Two men are going in a luxurious train. Tietjens and McMaster, two polar opposites. McMaster fancies himself as a writer and is orderly. Tietjens is a happy go lucky fellow. They are from the University. Tietjens is of aristocratic lineage and everything came to him easily. But they are good friends. Tietjen’s father helped McMaster get a job.

 

Tietjen marries, moved to another house (while McMaster continues to stay in the original Tietjen house) and his wife runs away with a lover, leaving him stranded with two kids and then after many weeks, the wife coolly writes and asks him to take her back.

 

Some British aristocratic blather follows. How McMaster hopes to escape into the nobility through the sheer power of writing by getting books published and stuff like that.

 

Then they get into morality and religion argument that is fairly boring and seems to be frankly routine in many of the really old stories.

 

Sylvia is a colourless woman who just ‘is bored’ about everything and annoys the hell out of you whenever she appears on the pages of this book.

 

Then even the conversations become annoying. They talk about stupid stuff that has no relevance to the story at all.

 

All of them behave counter intuitively, annoying a reader like me. Tetjian hates golf but still plays anyway, for instance.

 

He meets and lets a tomboyish girl escape. They are fighting for women’s right to vote.

 

The dialogs suck. An example : “Cats and monkeys, monkeys and cats, this is the entire humanity”. You may think this is out of context but the book throws them at you without any context either. So droll, all of it.

 

It is painful to read. One vile man seems to behave totally weird and McMaster “knows” how to handle him. (Punch him in the groin is his solution.)  Tetjian falls in love with a Miss Winstrop. Her mother seems to be a great bore (to us readers, not intended by the author to be such).

 

He is a man of many talents, this Tietjens but seems very boring. While playing golf he is bored with the game but amuses himself by mathematically calculating the trajectory of the hit ball. Come on….

 

Even the twists are oh so boring. It is as Homer Simpson famously said about the Disney Park Epcot Centre “Aaah! Even flying over it is so boring!”

 

They finally realize that Tetjian is a saint and a man with almost infinite talents. Yawn…

 

But one interesting thing stands out – you learn that the proverb about ‘It is easier for a camel to go through the eye of a needle than a rich man to get into heaven’ comes from the difficulty camels  had of passing through a gate in Jerusalem called ‘The Eye of the Needle’.  True?

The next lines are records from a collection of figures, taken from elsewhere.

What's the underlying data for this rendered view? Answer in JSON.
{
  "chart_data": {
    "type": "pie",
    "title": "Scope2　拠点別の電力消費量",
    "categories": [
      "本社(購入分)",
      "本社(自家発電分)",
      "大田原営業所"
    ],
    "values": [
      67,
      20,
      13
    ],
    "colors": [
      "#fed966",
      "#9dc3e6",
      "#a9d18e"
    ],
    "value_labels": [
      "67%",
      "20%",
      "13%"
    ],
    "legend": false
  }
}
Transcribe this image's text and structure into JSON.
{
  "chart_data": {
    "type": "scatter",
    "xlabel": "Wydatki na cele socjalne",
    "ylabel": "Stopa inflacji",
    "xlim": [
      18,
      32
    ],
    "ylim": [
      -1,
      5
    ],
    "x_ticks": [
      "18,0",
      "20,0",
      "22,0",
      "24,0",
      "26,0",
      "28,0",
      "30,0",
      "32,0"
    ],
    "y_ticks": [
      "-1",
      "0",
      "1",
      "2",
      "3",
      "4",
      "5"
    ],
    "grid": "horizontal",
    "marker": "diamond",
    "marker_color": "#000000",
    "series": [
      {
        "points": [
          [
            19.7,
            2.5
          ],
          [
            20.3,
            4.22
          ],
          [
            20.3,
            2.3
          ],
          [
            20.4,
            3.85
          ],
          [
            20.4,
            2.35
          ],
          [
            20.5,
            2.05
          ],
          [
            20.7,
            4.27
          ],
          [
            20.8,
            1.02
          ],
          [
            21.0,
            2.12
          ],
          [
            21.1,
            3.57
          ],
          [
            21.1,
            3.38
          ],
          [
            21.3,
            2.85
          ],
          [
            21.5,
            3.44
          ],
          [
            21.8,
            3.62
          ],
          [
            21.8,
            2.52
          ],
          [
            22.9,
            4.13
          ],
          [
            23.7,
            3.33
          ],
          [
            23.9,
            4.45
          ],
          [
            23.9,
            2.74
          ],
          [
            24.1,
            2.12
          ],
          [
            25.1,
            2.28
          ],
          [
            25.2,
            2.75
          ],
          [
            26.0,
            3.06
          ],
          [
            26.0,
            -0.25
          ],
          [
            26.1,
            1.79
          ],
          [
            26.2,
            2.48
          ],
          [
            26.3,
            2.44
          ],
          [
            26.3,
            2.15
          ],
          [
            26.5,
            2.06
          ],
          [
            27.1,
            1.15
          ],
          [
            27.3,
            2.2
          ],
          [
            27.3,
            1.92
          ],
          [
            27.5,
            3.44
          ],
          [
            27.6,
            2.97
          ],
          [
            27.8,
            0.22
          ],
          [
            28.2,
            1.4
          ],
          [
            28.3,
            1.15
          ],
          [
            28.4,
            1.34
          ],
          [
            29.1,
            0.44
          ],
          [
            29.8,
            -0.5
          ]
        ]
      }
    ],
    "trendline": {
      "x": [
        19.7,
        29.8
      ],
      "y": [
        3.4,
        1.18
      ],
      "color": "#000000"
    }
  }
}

I don’t know, but if so, this is very interesting!

 

More blather about who should have an affair with whom and why they don’t. Final blather about how everyone is jealous of Tetjian.

 

The ending is equally lame. Since this is no great twist, I would like to let you know that the title stands for ‘(Outside of marriage) Some Do Fornicate and Some Do Not Fornicate’. Big whoop.